I have seen children lying on their backs on the floor at the mall, screaming their little heads off. I have never seen a grown-up do this, so I doubt the child learned this behavior from his parents. I have seen kids at a dinner table spit out or throw their food, fling silverware, and bang their heads on the chair. Again, I have never seen parents do this. If these kids are modeling someone’s behavior, from whom are they getting the example? For me, it’s easier to believe their negative behavior is a natural outgrowth of the personalities they were born with, but for some reason we’ve decided it’s better or easier to blame the parents. When a group of boys commit some violent crime, it must be a result of the way they were raised. If a girl falls into drug addiction or alcoholism, her mother or father must have shown her the way. I know several families in which the parents are torturing themselves because their kids are running wild and getting into trouble.

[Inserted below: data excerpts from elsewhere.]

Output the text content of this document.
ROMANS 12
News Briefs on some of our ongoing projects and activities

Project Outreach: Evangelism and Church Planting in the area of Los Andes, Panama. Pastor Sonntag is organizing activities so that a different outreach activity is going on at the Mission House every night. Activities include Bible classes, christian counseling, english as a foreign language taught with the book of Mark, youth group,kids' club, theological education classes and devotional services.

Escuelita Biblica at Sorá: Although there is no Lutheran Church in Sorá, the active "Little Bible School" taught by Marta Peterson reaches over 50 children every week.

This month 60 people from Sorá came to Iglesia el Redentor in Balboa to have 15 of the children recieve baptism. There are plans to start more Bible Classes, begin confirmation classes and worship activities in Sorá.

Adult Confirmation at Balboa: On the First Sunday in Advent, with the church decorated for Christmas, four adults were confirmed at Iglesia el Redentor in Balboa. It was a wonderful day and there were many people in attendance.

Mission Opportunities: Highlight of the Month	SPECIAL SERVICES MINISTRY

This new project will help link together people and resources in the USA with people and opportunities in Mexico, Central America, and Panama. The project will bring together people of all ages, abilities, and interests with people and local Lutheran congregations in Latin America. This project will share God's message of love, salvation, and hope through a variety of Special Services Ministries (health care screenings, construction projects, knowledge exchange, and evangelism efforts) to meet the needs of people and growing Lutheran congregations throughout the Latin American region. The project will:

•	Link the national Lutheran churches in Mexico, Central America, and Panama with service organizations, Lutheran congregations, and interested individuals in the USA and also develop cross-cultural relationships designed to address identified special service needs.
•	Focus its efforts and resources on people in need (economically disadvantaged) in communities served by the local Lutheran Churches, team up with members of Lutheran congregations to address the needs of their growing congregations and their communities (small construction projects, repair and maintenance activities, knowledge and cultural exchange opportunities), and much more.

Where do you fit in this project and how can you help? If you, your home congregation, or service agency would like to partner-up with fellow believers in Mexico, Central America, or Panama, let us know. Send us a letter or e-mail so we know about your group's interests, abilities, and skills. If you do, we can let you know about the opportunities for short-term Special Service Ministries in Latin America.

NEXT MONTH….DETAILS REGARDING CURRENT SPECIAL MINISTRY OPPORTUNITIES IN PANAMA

Any gardener knows that you can plant a hundred identical rose bushes in identical conditions, give them the same amounts of water and nutrients, and they will not all grow at the same rate, or produce the same number of flowers. Further, there’s no way to predict which will do well and which will struggle. In a similar way, I don’t think parents possess that much control over the way their kids turn out. They can exert significant influence early on and along the way, but at some point it’s out of their hands.

We need to stop listening to the television psychologists and the motivational speakers who say that parents are responsible for what their children do. As in many other areas of life, when it comes to this particular Cause & Effect, we don’t have nearly as much power as we think we do.